President Trump leapt into action Monday after more than 20 people were killed in Alabama in the deadliest outbreak of tornadoes in years.
“FEMA has been told directly by me to give the A Plus treatment to the Great State of Alabama and the wonderful people who have been so devastated by the Tornadoes,” Trump tweeted Monday. “@GovernorKayIvey, one of the best in our Country, has been so informed. She is working closely with FEMA (and me!).”
According to the Washington Post, this was not presidential leadership at its finest – responding quickly to a disaster with all the government’s available resources. This was politics, pure and simple.
“After the deadliest outbreak of tornadoes in years swept through the South, killing more than 20 people and wreaking devastation in Alabama, President Trump promised on Twitter that the disaster relief would be swift, the best his administration could muster – “A Plus treatment” for a state in dire need,” wrote Reis Thebault in “Trump vowed ‘A Plus’ relief for Alabama. That’s not what California and Puerto Rico heard.”
“But elsewhere – in corners of the country also hard-hit by natural catastrophes – some leaders may have privately wondered: What about us?”
Why would Trump offer his “enthusiastic assurance that Alabama would get top-flight help” when he trafficked in “barbed rhetoric following horrific wildfires in California and Hurricane Maria in Puerto Rico” and “repeatedly threatened to cut off federal aid and picked fights with local politicians, in one instance calling the mayor of San Juan ‘totally incompetent’”?
“The difference … the president’s critics say, is obvious,” Thebault wrote.
He then quotes not a politician from California and Puerto Rico, whose seething is supposedly the basis for this story, but a rhetoric professor at Texas Tech University who has authored a book entitled: “The Twitter Presidency: Donald J. Trump and the Politics of White Rage,” saying: “’The president really treats differently those people who have supported him in the past and those who haven’t. Not all lives are equal in the eyes of the president … The lives of red states matter and the lives of blue states don’t.”

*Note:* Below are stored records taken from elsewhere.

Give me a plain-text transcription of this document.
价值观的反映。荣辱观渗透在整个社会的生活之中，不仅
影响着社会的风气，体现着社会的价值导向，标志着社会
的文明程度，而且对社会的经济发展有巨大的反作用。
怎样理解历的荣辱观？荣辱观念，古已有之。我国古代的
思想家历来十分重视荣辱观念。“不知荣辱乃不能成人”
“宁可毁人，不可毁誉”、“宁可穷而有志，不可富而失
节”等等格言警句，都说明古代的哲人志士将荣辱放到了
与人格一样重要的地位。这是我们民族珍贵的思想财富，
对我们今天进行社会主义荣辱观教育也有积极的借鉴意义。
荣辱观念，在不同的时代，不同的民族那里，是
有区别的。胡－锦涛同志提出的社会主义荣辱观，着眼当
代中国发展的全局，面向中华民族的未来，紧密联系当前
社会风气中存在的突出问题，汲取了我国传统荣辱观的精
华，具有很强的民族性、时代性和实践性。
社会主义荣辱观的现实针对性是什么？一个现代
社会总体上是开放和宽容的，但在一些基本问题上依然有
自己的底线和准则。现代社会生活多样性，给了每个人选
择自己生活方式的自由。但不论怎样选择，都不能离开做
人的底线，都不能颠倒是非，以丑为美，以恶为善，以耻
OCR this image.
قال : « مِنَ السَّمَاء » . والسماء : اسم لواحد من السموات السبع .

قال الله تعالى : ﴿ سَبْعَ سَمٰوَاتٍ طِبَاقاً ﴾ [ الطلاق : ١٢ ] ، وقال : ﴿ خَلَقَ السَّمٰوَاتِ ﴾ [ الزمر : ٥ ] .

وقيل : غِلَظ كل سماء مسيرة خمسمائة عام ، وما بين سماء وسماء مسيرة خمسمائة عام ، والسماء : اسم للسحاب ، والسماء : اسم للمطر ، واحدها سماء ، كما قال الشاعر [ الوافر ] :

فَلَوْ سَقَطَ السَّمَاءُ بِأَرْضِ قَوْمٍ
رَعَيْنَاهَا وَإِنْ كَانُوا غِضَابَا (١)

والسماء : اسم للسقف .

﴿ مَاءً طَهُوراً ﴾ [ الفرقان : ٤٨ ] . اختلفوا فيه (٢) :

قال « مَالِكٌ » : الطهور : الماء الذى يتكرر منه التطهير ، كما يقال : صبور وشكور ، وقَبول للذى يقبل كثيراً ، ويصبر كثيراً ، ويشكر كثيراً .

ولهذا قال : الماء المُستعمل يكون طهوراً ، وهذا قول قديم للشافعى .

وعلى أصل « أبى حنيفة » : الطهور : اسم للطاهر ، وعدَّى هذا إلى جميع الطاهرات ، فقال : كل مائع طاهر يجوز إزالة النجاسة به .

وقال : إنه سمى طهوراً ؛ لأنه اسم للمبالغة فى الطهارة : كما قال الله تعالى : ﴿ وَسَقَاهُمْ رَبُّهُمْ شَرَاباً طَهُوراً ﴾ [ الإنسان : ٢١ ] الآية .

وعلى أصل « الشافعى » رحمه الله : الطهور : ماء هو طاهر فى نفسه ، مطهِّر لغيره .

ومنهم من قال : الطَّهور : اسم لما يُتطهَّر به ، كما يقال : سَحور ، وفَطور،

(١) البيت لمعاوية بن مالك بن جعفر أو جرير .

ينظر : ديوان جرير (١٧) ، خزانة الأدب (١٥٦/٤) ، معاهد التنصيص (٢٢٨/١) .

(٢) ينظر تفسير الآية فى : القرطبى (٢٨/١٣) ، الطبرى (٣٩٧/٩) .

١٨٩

Trump lost California by 30 points and lose the primary in Puerto Rico to Marco Rubio, but he won Alabama by 28 points, so he is taking care of Alabama in a way he would not take care of California or Puerto Rico, the story says.
The piece then quotes an Obama administration official of the Federal Emergency Management Agency saying, “The president has politicized recovery efforts in a way we’ve never seen before. FEMA needs to be as much of an apolitical agency as possible. It shouldn’t matter whether you live in a red state or a blue state.”
Trump did call San Juan Mayor Carmen Yulin Cruz “incompetent,” but that was only after stories emerged that the city and territory had no hurricane recovery plan or assets in place itself and sought to rely solely on federal assistance and that huge stockpiles of bottled water and food and other donations were found rotting, in some cases outside in the elements, because the local government never bothered to distribute them.
This is not mentioned in any account of Trump’s ongoing Twitter wars with the mayor.
A story in the New York Times on Nov. 22 credited the Trump administration with both “quietly helping California respond to and recover from the wildfires across the state, including the deadliest in the state’s recorded history,” and even pointed out that, in the case of Puerto Rico, the agency had “to assume more responsibility, like delivering supplies, a job typically left to the states.”
As for California, the Times reported Trump approved more than $12.7 million in federal assistance for victims in three counties, helped the state set up a disaster recovery center – “a one-stop shop where residents affected by the fires can file insurance claims, obtain grants for food and shelter and register for other federal aid” – and ordered the Department of Defense to provide pilots to help the state assess the damage.